Governo de Minas anuncia reajuste de 5,4% para servidores estaduais, com impacto de R$ 3,4 bilhões
MG: reajuste de 5,4% para servidores estaduais, impacto de R$ 3,4 bi

Governo de Minas anuncia reajuste salarial de 5,4% para servidores estaduais

O governo do estado de Minas Gerais divulgou nesta segunda-feira, dia 2, uma significativa recomposição salarial de 5,4% para todo o funcionalismo público estadual. A medida abrange servidores ativos, inativos e pensionistas da administração direta e indireta, sendo retroativa ao dia 1º de janeiro de 2026. De acordo com o Executivo mineiro, aproximadamente 673 mil servidores serão beneficiados por essa ação, que representa um impacto estimado de cerca de R$ 3,4 bilhões por ano na folha de pagamento do governo.

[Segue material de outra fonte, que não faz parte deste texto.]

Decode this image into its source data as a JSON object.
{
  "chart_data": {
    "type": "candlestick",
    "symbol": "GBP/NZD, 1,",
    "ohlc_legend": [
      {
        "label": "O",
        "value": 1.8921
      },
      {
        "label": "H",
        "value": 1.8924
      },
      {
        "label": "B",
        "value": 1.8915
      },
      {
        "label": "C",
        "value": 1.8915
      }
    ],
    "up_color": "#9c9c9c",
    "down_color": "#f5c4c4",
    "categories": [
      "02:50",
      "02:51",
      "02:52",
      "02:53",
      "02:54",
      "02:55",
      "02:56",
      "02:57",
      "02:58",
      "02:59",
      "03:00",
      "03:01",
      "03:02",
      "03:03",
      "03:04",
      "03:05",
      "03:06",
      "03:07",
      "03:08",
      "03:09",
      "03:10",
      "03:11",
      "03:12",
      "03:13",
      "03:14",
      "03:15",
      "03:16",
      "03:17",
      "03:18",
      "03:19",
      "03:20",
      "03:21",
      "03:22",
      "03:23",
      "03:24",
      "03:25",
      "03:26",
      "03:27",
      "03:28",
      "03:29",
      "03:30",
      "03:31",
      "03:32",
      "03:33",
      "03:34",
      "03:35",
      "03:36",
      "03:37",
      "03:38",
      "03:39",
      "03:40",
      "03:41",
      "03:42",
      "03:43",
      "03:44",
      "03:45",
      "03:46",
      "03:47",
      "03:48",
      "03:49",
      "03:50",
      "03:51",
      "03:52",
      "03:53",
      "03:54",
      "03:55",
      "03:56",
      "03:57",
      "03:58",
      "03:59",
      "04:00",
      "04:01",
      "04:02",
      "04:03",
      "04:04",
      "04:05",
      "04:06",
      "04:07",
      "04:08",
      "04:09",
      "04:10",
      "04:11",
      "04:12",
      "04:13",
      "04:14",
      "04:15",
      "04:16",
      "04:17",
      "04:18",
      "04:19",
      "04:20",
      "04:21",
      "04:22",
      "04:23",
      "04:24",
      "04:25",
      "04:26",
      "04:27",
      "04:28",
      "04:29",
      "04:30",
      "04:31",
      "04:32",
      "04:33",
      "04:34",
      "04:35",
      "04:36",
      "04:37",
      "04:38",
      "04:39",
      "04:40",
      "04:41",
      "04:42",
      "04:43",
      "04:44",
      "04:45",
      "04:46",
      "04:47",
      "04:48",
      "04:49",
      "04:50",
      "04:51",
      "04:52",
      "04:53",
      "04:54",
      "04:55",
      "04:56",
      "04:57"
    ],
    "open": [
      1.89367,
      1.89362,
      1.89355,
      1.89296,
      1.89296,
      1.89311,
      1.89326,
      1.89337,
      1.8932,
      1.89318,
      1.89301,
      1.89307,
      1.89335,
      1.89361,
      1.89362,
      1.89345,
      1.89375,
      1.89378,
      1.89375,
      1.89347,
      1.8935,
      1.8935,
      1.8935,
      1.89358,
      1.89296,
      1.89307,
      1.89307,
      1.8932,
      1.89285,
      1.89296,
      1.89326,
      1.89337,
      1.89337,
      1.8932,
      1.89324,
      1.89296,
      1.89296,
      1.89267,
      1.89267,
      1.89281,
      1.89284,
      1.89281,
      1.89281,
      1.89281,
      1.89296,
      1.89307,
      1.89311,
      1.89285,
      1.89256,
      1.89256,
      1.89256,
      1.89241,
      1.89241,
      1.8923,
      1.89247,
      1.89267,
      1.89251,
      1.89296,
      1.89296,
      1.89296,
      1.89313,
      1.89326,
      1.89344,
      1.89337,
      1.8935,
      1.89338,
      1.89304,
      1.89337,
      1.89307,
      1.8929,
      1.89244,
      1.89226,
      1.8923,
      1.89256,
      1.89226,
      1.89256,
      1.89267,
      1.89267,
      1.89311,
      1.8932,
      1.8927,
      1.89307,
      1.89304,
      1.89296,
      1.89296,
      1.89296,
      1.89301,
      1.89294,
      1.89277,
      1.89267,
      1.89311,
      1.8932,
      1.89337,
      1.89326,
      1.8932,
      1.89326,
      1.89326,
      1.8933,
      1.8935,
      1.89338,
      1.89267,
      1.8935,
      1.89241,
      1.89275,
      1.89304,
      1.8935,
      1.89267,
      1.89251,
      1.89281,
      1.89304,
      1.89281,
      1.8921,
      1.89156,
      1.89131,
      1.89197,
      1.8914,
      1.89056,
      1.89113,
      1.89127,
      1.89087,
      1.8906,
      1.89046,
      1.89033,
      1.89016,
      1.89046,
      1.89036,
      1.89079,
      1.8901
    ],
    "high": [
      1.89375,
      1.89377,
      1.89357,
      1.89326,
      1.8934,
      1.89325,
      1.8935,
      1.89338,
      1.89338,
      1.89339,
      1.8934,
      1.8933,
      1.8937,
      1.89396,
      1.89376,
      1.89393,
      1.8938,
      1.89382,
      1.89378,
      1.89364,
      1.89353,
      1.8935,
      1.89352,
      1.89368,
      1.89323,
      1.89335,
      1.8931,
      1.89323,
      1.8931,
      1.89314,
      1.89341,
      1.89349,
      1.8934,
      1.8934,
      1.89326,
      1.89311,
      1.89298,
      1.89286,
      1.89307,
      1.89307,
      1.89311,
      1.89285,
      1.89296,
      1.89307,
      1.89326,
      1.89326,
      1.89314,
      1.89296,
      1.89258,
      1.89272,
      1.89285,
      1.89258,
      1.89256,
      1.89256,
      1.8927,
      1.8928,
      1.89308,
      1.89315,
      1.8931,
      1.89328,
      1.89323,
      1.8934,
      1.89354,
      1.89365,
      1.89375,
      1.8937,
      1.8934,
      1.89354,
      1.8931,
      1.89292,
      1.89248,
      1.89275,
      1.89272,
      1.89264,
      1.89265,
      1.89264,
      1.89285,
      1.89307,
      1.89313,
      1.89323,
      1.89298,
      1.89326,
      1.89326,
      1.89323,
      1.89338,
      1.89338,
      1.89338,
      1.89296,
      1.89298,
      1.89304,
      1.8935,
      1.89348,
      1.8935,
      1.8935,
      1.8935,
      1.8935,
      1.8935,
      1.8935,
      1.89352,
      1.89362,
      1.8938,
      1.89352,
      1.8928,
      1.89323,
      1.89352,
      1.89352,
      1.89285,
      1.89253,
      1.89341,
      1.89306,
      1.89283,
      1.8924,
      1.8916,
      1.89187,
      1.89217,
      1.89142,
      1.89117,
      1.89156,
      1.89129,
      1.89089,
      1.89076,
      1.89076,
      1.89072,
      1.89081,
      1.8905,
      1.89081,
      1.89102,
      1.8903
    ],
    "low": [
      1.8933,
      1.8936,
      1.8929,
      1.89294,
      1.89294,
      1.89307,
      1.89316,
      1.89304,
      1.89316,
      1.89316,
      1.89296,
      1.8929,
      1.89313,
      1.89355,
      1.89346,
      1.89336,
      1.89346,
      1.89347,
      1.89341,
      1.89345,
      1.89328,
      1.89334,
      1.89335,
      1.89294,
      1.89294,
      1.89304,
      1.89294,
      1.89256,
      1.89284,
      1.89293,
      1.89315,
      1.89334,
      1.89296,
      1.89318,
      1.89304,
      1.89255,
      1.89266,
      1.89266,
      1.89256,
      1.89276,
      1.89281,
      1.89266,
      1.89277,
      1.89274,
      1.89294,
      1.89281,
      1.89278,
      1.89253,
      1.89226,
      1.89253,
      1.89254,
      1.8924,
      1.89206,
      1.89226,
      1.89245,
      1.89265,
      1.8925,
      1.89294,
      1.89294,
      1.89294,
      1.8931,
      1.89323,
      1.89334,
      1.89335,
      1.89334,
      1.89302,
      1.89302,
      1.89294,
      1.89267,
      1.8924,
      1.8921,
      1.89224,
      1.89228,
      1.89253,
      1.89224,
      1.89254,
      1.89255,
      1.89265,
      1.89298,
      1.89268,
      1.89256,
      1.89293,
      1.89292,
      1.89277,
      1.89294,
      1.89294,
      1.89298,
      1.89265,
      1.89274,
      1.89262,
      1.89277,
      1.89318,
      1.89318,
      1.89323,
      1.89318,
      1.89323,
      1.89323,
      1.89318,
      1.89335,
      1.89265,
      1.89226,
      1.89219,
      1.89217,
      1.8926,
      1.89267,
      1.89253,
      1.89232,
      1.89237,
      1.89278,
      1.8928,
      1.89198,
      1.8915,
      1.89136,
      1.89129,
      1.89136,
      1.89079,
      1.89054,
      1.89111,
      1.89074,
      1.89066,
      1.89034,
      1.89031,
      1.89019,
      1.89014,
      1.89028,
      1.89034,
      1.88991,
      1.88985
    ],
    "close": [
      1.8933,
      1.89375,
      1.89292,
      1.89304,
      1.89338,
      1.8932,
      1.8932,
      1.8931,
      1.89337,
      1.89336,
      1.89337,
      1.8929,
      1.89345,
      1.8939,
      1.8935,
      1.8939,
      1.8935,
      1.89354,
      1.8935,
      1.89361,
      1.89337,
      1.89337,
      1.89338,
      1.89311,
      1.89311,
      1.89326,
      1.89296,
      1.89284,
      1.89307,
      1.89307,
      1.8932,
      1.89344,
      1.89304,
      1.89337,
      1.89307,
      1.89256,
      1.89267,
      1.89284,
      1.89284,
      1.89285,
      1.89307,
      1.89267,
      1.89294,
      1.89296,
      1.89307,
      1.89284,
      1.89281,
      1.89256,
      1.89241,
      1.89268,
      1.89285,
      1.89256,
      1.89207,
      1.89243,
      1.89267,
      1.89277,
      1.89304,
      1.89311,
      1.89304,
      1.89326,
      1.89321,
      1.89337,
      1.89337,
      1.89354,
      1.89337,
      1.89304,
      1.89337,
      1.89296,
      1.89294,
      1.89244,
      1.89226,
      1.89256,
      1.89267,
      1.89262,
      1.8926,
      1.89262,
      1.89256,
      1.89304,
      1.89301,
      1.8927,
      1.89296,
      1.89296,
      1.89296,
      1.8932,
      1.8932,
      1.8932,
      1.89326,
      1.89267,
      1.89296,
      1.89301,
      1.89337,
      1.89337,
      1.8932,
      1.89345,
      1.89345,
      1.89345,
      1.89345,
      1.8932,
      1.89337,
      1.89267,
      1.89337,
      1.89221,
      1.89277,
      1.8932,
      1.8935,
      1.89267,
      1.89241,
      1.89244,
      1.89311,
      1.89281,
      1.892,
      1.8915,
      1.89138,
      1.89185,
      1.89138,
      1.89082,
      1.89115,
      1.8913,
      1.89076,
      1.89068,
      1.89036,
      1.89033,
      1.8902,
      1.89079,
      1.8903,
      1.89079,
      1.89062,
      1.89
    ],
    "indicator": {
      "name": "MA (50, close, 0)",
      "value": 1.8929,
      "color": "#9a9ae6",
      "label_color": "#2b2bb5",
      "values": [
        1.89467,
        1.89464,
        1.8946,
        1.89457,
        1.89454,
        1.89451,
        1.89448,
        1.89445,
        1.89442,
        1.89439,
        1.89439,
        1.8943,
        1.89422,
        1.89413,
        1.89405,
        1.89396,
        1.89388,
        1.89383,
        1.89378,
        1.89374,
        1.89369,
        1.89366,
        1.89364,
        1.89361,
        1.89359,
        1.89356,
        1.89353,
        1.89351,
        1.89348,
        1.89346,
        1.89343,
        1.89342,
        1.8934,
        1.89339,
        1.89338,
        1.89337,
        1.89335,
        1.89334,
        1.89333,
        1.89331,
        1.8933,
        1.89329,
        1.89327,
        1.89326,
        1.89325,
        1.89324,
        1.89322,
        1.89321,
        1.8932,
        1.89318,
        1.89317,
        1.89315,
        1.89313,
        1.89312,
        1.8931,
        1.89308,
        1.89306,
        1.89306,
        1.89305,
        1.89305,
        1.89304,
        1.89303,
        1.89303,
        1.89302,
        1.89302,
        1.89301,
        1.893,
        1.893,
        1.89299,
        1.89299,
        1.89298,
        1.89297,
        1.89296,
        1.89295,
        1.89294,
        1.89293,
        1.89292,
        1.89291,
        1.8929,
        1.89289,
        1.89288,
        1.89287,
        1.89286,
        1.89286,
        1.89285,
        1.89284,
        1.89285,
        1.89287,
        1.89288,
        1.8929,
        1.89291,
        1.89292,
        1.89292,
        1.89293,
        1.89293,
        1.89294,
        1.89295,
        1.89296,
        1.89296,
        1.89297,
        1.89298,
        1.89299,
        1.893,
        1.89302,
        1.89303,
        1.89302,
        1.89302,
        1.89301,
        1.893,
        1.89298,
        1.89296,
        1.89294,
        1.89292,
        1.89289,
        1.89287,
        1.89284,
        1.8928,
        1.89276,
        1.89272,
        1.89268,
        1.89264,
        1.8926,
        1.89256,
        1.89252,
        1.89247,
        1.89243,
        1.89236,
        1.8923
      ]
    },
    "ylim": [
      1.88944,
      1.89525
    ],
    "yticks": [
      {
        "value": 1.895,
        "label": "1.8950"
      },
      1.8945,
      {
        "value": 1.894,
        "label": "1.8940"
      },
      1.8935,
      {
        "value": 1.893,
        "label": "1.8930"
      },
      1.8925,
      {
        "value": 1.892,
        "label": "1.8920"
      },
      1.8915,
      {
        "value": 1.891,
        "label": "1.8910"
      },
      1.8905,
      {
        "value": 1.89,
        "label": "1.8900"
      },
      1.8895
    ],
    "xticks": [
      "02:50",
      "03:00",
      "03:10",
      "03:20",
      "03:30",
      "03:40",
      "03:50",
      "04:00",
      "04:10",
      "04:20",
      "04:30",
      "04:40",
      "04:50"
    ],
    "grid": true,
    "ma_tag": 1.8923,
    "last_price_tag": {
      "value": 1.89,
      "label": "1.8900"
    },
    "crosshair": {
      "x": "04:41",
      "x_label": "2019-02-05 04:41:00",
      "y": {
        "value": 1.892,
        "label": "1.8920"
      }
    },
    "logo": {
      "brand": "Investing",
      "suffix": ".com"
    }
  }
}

Detalhes da implementação e tramitação legislativa

O projeto de lei que prevê o reajuste será encaminhado ainda neste mês à Assembleia Legislativa de Minas Gerais (ALMG) para análise e votação. A data efetiva de pagamento dependerá diretamente da aprovação do texto pelos deputados estaduais e, posteriormente, da sanção do governador Romeu Zema. O governo destacou que a recomposição também assegura que o vencimento básico inicial dos servidores do magistério do Poder Executivo estadual volte a ser equivalente, de forma proporcional, ao piso nacional da categoria, reforçando o compromisso com a valorização profissional.

Contexto histórico: último reajuste similar em 2024

O último reajuste salarial de magnitude semelhante para os servidores públicos do Estado de Minas Gerais ocorreu em 2024, quando o governo, também sob a gestão de Romeu Zema, sancionou um aumento de 4,62% para todo o funcionalismo estadual. Esse ajuste foi aplicado na folha de pagamento em julho de 2024 e também teve caráter retroativo, valendo a partir de 1º de janeiro daquele ano. Na ocasião, o governo elevou a proposta de reajuste dos servidores civis e militares de 3,62% para 4,62%, índice que correspondia à inflação registrada em 2023.

A mudança foi enviada à Assembleia Legislativa de Minas Gerais por meio de uma emenda ao projeto de lei e aprovada após uma tramitação marcada por intensos protestos de servidores, que reivindicavam a recomposição referente à inflação de 2022. Esse histórico demonstra a continuidade dos esforços do governo em ajustar os salários diante das pressões econômicas e das demandas da categoria, embora o processo muitas vezes envolva negociações complexas e debates legislativos acalorados.

Agora, com o novo anúncio de 5,4%, o governo busca não apenas compensar perdas inflacionárias, mas também promover uma maior estabilidade financeira para os servidores, em um contexto de desafios orçamentários e expectativas por melhorias nas condições de trabalho. A medida reflete uma estratégia de gestão pública focada em equilibrar responsabilidade fiscal com o bem-estar do funcionalismo, essencial para a manutenção dos serviços estaduais.